10. Hukuk Dairesi 2020/11243 E. , 2021/633 K.
"İçtihat Metni"Mahkemesi :İş Mahkemesi
Dava, hizmet tespiti istemine ilişkindir.
Mahkemece, uyulan bozma ilamı sonrasında, ilamında belirtildiği şekilde davanın kabulüne karar verilmiştir.
Hükmün, fer’i müdahil Kurum vekili tarafından temyiz edilmesi üzerine temyiz isteğinin süresinde olduğu anlaşıldıktan ve Tetkik Hakimi ... tarafından düzenlenen raporla dosyadaki kağıtlar okunduktan sonra işin gereği düşünüldü ve aşağıdaki karar tespit edildi.

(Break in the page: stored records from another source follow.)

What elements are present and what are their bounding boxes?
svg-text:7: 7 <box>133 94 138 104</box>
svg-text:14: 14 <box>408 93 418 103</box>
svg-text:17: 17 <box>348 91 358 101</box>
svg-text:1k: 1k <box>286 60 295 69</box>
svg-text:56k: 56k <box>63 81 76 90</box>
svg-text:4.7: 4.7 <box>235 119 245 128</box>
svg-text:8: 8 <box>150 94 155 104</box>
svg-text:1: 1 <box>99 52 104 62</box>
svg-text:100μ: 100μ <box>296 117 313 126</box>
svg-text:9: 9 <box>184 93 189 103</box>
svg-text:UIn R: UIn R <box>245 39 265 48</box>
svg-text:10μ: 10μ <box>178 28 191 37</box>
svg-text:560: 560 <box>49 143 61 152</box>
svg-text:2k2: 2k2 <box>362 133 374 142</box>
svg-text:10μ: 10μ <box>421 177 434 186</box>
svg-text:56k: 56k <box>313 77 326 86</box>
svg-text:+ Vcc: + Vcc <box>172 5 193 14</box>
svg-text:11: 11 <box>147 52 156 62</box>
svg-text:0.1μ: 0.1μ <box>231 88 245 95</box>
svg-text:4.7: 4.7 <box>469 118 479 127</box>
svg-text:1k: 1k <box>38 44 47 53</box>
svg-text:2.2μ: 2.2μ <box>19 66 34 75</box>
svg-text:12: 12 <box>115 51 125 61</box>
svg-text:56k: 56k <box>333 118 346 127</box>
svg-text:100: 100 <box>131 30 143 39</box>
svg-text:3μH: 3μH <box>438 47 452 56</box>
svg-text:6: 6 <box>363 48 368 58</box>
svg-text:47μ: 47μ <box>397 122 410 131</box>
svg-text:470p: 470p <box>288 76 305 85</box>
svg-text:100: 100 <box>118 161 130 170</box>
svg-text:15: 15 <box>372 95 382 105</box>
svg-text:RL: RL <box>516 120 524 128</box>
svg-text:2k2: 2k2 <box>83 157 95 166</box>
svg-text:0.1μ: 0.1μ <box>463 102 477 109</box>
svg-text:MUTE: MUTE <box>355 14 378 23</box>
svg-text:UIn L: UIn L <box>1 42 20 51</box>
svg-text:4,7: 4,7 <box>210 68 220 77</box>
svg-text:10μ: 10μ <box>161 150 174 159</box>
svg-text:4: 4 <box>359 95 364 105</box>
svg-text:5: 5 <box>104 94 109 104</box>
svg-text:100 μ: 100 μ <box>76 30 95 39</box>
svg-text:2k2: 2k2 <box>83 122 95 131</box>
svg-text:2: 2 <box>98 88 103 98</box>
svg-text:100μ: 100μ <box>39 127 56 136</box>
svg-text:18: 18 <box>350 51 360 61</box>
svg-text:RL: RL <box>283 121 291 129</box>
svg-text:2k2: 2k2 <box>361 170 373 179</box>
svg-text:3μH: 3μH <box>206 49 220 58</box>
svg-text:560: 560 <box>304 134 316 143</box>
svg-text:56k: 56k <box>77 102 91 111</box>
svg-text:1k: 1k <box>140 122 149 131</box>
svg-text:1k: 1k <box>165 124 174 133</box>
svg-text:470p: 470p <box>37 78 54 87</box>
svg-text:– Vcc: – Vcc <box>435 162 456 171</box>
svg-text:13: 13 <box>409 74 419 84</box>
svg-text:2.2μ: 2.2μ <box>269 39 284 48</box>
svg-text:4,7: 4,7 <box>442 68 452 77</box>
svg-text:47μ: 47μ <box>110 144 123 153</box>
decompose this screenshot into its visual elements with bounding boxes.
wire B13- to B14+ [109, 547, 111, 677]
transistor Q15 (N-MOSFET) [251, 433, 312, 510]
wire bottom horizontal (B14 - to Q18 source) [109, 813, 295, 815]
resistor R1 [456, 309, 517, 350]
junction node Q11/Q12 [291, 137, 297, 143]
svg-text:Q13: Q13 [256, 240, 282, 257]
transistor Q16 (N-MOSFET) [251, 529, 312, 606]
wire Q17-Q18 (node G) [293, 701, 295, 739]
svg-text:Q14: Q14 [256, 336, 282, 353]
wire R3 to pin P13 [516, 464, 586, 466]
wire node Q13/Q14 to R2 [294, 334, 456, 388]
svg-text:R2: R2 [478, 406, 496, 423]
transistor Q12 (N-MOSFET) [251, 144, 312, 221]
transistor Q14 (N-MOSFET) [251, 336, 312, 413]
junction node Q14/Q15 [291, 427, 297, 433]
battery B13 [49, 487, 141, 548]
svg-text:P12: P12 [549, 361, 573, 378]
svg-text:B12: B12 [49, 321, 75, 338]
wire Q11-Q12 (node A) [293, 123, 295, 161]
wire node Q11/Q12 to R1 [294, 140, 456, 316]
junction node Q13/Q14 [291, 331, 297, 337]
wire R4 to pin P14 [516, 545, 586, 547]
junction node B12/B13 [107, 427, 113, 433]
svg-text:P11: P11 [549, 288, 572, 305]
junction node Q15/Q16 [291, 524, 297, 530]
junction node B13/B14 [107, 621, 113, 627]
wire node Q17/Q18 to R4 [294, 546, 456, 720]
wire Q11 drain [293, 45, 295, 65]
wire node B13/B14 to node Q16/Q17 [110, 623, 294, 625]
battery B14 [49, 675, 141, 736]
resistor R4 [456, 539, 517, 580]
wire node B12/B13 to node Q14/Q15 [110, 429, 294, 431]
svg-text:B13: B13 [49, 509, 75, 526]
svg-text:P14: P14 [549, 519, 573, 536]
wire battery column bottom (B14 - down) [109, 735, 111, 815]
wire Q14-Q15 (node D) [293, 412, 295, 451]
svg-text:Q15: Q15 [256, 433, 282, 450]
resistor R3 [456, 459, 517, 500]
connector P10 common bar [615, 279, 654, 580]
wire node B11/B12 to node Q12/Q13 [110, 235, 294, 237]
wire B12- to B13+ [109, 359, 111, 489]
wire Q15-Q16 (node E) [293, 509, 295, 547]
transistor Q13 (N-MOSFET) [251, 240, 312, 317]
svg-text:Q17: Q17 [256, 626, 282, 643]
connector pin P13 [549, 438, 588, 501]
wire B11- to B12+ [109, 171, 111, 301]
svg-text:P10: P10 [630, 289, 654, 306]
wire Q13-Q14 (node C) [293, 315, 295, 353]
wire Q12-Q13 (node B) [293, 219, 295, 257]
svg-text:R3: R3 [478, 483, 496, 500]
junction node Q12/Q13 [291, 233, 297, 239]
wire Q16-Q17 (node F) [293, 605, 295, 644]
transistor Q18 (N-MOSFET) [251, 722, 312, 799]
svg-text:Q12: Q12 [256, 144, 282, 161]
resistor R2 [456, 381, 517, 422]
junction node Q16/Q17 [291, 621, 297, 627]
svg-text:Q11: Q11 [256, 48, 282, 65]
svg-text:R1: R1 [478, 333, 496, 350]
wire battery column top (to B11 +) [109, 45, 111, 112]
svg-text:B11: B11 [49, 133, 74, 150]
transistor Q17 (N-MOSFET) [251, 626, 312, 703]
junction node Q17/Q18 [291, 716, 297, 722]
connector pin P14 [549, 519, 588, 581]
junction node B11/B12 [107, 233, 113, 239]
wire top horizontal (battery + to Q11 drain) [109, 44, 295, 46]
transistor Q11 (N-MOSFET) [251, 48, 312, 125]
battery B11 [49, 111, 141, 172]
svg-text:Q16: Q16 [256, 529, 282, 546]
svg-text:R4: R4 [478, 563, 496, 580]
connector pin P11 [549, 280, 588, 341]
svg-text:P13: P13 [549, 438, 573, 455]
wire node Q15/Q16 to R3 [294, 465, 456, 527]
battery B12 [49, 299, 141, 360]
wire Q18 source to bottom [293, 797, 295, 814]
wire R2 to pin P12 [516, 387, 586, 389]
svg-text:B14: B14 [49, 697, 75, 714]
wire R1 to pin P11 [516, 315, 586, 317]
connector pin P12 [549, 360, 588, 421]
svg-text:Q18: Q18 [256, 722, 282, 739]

Davacı vekili, davacının 01.11.2011 – 25.09.2012 tarihleri arasında davalı ...’e ait işyerinde çalışmasına rağmen farklı 4 adet işverenden bildirimlerinin yapıldığını, bu bildirimlerin de sahte olduğu gerekçesiyle kurum tarafından iptal edildiğini, belirtilen süredeki çalışmaların davalı yanında geçtiğinin tespitini talep etmiş, mahkemece uyulan bozma ilamı sonrasında davanın kabulüne karar verilmiştir.

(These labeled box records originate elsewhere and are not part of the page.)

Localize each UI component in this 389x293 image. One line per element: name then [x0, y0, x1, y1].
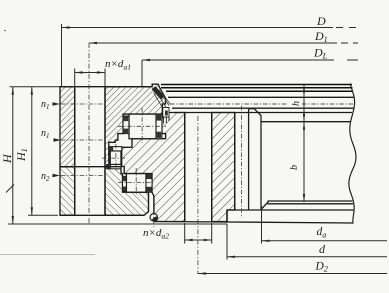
svg-text:D: D — [316, 14, 326, 28]
svg-text:n2: n2 — [41, 171, 50, 183]
dimension D — [62, 24, 357, 86]
inner ring bottom lip — [155, 210, 354, 223]
break line wavy — [349, 84, 356, 224]
svg-text:H: H — [0, 153, 14, 164]
dimension n x da1 — [75, 69, 105, 89]
outer ring top piece right part — [105, 84, 166, 167]
outer ring top piece left strip — [60, 87, 75, 167]
svg-text:n×da1: n×da1 — [105, 58, 131, 72]
middle roller cage top rail — [109, 147, 122, 151]
dimension H — [6, 87, 60, 224]
dimension H1 — [28, 87, 58, 216]
bottom roller — [126, 174, 146, 193]
svg-text:D1: D1 — [314, 29, 328, 44]
outer ring bottom piece right part — [105, 167, 149, 216]
dimension da — [262, 206, 388, 244]
dimension h — [303, 85, 305, 203]
outer ring top edge across bolt channel — [59, 86, 152, 88]
outer bolt hole centerline vertical — [88, 43, 90, 224]
middle roller centerlines — [102, 144, 126, 172]
inner ring top face lines band1 — [161, 85, 353, 92]
inner bolt hole centerline / D2 extension — [197, 116, 199, 274]
svg-text:n×da2: n×da2 — [143, 227, 169, 241]
speck top left — [4, 30, 6, 32]
inner bolt channel edges — [185, 113, 212, 222]
top roller cage right rail — [156, 114, 162, 139]
inner ring right column section — [212, 113, 235, 222]
outer ring bottom piece left strip — [60, 167, 75, 216]
svg-text:b: b — [289, 165, 300, 170]
faint artifact line bottom left — [0, 254, 95, 256]
svg-text:DL: DL — [313, 46, 328, 61]
gear tooth zone verticals — [235, 109, 353, 210]
dimension D2 — [198, 272, 387, 274]
bottom roller cage left rail — [123, 176, 127, 191]
leader arrows n1 n1 n2 — [53, 102, 62, 177]
bottom roller centerlines — [118, 168, 155, 196]
top seal lip holder — [163, 108, 169, 124]
bolt hole row centerlines n1 n1 n2 — [61, 104, 107, 176]
gear pitch vertical centerline — [241, 106, 243, 218]
svg-text:n1: n1 — [41, 99, 50, 111]
svg-text:h: h — [291, 101, 302, 106]
inner ring main section — [122, 113, 185, 222]
ground extension line H — [8, 223, 227, 225]
dimension d — [227, 224, 387, 260]
middle roller — [110, 151, 121, 165]
outer ring split line — [60, 166, 122, 168]
dimension DL — [142, 59, 358, 86]
svg-text:D2: D2 — [315, 261, 328, 274]
bottom roller cage right rail — [146, 174, 152, 193]
outer bolt channel edges — [75, 87, 105, 216]
svg-text:d: d — [319, 242, 326, 256]
top roller centerlines — [118, 108, 166, 143]
bottom seal o-ring — [150, 211, 158, 228]
dimension D1 — [89, 42, 358, 44]
outer ring bottom edge + ground line — [60, 214, 144, 216]
svg-text:da: da — [317, 226, 327, 240]
top roller — [129, 114, 156, 139]
svg-text:n1: n1 — [41, 128, 50, 140]
dimension n x da2 — [185, 223, 212, 244]
svg-text:H1: H1 — [14, 148, 29, 162]
gear rim face lines band2 — [168, 97, 354, 112]
middle roller cage bottom rail — [107, 165, 121, 169]
top seal dark wedge — [152, 86, 171, 108]
top roller cage left rail — [123, 116, 129, 134]
bottom seal gap lines — [149, 192, 154, 213]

Dairemizce “işverenin ... olduğunun mahkemece tespit ve kabul edilmiş olması karşısında, 6100 sayılı HMK"nın 124. maddesi uyarınca, kurum kayıtlarında 01.11.2011 – 30.09.2012 arası dönemde işveren olarak görünen işverenlere de yöntemince husumet yöneltilmeli, bu davalıların göstereceği deliller de toplandıktan sonra, tüm deliller birlikte değerlendirilerek varılacak sonuca göre bir karar verilmelidir” gerekçesiyle karar bozulmasına ve mahkemece bu bozma ilamına uyulmasına rağmen, 01.11.2011 – 30.09.2012 arası dönemde işveren olarak görünen işverenlere husumet yöneltilmeden ve göstereceği deliller toplanmaksızın önceki kararın aynısı verilmiştir.
Mahkemenin, Yargıtay Dairesince verilen bozma kararına uyması sonunda, kendisi için o kararda gösterilen şekilde inceleme ve araştırma yaparak, yine, o kararda belirtilen hukuki esaslar gereğince hüküm verme yükümlülüğü doğar. “Usuli kazanılmış hak” olarak tanımlayacağımız bu olgu; mahkemeye, hükmüne uyduğu Yargıtay bozma kararında belirtilen çerçevede işlem yapma ve hüküm kurma zorunluluğu getirdiği gibi, mahkemenin kararını bozmuş olan Yargıtay Hukuk Dairesince; sonradan, ilk bozma kararı ile benimsemiş olduğu esaslara usuli kazanılmış hakka aykırı bir şekilde, ikinci bir bozma kararı verilememektedir (09.05.1960 gün ve 21/9 sayılı Yargıtay İçtihadı Birleştirme Kararı, Hukuk Genel Kurulu’nun 12.07.2006 gün, 2006/9-508 E., 2006/521 sayılı kararı)
Bu nedenlerle, uyulan bozma ilamının gereği yerine getirilerek, 6100 sayılı HMK"nın 124. maddesi uyarınca, kurum kayıtlarında 01.11.2011 – 30.09.2012 arası dönemde işveren olarak görünen işverenlere yöntemince husumet yöneltilmeli, bu davalıların göstereceği deliller de toplandıktan sonra, tüm deliller birlikte değerlendirilerek varılacak sonuca göre bir karar verilmelidir.
Açıklanan bu maddi ve hukuki olgular göz önünde tutulmaksızın, eksik inceleme ve araştırma sonucu yazılı şekilde hüküm kurulması usul ve yasaya aykırı olup, bozma nedenidir.
O halde, fer’i müdahil kurum vekilinin bu yönleri amaçlayan temyiz itirazları kabul edilmeli ve sair hususlar incelenmeksizin hüküm bozulmalıdır.
SONUÇ: Temyiz edilen hükmün yukarıda açıklanan nedenlerle sair hususlar incelenmeksizin BOZULMASINA, 25.01.2021 gününde oybirliğiyle karar verildi.